Rolling Stone’s contributor, Will Hermes, wrote the following brief about the Egyptian idol: “Umm Kulthum has no real equivalent among singers in the West: For decades the Egyptian star represented, and to an extent still does, the soul of the pan-Arab world. Her potent contralto, which could blur gender in its lower register, conveyed breathtaking emotional range in complex songs that, across theme and wildly-ornamented variations, could easily last an hour, as she worked crowds like a fiery preacher. Her death in 1975 brought millions into the Cairo streets to mourn, and while her influence among Arab singers is incalculable, it extended far beyond it. Dylan considered her “great.” Beyoncé prominently (and scandalously) used “Enta Omri” in her 2016 tour choreography. And Robert Plant conceded that “when I first heard the way [Umm Kulthum] would dance down through the scale to land on a beautiful note I couldn’t even imagine singing, it was huge: Somebody had blown a hole in the wall of my understanding of vocals.”

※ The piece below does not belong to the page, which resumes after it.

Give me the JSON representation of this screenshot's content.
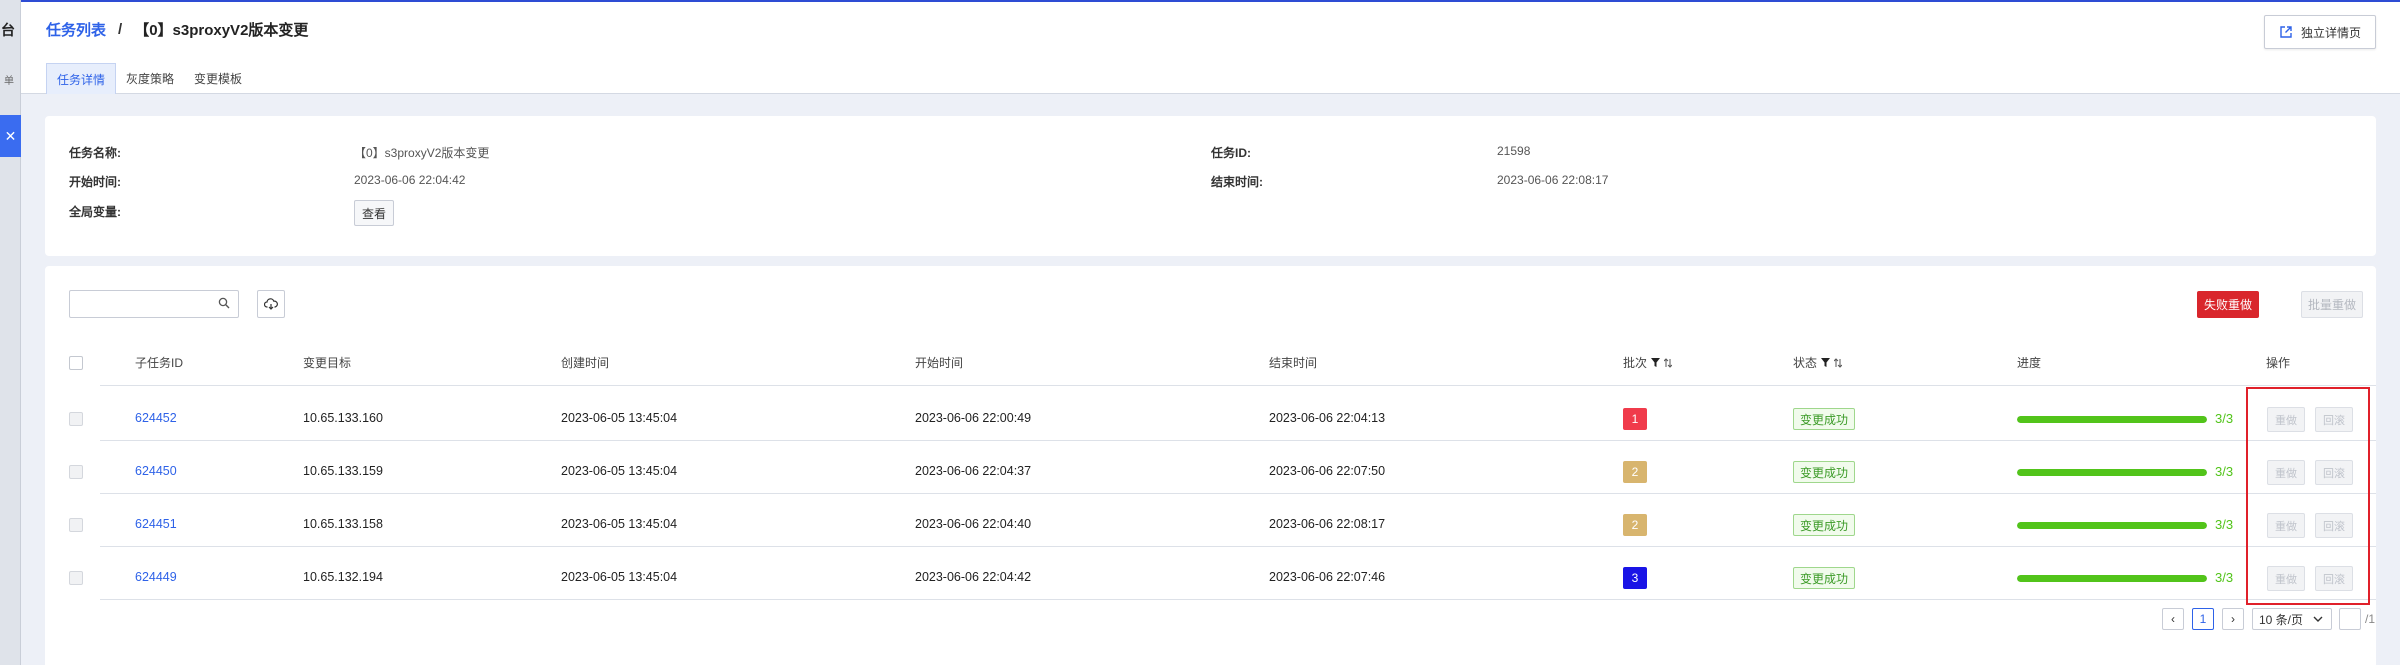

Born on May 4, 1904, Umm Kulthum was active from the twenties to the seventies. She ranked as number 61 on the list and her influence in the Middle East and North Africa region was so powerful that millions of fans gathered to attend her funeral in Cairo back in 1975.
Notably, the top ten artists on the list are Aretha Franklin, Whitney Houston, Sam Cooke, Billie Holiday, Mariah Carey, Ray Charles, Stevie Wonder, Beyoncé, Otis Redding and Al Green.